Now, while arguments by analogy are never deductively valid, they can, in practice, be either stronger or weaker, but this is not the place to explore all the criteria for a strong argument by analogy, but there is one criterion that is important here.

The basis for the argument by analogy is, as I’ve said, the resemblance said to exist between two cases, say A and B, where A is also known to have z, which can encourage one to believe that B is also likely to have z. What has to be noted here, however, is that the strength of such an argument depends on the likelihood that z is somehow connected to the properties that A and B have in common and not to one or more properties unique to A. Let’s say that A and B have q, r, and x in common, A also has y and z, while B does not have y. Should we infer that B has z? This depends on whether z is somehow connected to q, r, or x, on the one hand, or to y, on the other. In the former case, we should make the inference, but in the latter, not.

This complication is necessary here in order to see that the problem with the Leftie arguments is not one based on an ignorance of logic, it is rather one based on intentional sophistry, one based on intellectual dishonesty.

The trick being played by the Lefties is that of pretending that the inferred property, z (or evil) is linked to a property common to A and B instead of one of the differing properties.

This can be seen by considering the Israel/Hamas argument. Yes, Israel and Hamas are similar in both throwing bombs (r and x) and, yes, Hamas is evil (z), but the evil of Hamas is not linked to properties r and x, it is actually linked to a property y which shows up in Hamas, but not in Israel. Hamas targets innocents (y) and Israel does not. The moral status of evil is tied not to the throwing of bombs in which Israel and Hamas resemble one another, but to the choice of the targets of those bombs, in which they differ, and thus the lefties’ argument is an attempt at intellectual deception.

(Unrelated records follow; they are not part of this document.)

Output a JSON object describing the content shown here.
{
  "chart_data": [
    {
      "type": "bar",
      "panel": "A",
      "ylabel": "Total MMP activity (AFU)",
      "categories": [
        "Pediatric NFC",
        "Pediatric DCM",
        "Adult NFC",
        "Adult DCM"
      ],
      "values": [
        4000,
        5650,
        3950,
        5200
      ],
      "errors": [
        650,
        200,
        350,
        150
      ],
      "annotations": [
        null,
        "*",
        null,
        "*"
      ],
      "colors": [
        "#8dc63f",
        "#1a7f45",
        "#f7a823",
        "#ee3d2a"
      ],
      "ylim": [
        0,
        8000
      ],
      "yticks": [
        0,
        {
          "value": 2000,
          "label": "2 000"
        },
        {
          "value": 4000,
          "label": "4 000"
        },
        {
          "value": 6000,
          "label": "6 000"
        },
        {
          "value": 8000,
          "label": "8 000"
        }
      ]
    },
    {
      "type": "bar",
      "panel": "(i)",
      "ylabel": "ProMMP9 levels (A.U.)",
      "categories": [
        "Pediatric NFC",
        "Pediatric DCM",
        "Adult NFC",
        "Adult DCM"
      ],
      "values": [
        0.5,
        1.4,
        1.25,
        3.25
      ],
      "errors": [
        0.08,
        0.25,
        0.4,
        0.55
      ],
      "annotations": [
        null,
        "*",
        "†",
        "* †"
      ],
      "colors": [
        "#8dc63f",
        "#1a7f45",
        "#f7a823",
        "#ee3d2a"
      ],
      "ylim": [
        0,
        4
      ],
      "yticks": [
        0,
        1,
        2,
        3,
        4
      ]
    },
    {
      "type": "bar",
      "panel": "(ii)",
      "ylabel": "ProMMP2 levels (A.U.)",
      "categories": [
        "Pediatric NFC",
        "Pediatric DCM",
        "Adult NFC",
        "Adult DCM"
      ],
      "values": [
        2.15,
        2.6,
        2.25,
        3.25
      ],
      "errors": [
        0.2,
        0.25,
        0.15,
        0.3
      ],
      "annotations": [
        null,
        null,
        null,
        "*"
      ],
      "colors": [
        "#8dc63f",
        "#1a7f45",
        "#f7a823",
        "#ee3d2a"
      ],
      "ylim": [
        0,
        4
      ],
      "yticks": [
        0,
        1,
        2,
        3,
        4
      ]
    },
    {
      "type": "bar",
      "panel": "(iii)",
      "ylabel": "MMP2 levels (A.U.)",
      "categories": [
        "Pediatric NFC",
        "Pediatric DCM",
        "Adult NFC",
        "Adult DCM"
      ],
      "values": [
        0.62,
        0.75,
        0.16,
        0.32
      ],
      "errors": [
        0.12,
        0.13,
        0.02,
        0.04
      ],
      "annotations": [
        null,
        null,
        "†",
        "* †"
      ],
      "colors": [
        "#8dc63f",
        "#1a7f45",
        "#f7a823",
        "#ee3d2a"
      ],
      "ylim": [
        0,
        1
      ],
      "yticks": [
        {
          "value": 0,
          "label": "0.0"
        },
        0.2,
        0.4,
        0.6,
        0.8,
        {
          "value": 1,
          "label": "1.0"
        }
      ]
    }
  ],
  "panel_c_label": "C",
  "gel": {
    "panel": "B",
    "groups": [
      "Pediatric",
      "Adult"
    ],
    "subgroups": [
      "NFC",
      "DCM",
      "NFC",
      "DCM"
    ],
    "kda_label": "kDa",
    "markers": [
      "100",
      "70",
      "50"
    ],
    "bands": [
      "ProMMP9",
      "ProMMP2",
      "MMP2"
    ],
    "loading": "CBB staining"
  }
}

This demonstrates the key thing to know about arguments by analogy, namely that it does not follow from the fact that some B resembles some A in some respects, that it resembles A in all respects. In the Hamas/Israel comparison, the Leftie attempts to link evil to a property that Hamas and Israel share, while in fact evil is linked to a property that only Hamas has.

The same thing is true of the “that Makes Us No Better Than Them” move. Our moral status is not tied to the use of torture, but rather to what that torture is in aid of. If we torture, it is to save our citizens from terrorist attack, and when they torture it is for the purpose of terrorizing, for personal pleasure, or for religious reasons. Thus, torturing does not necessarily “make us no better than them,” and the argument is once again an intellectual deception.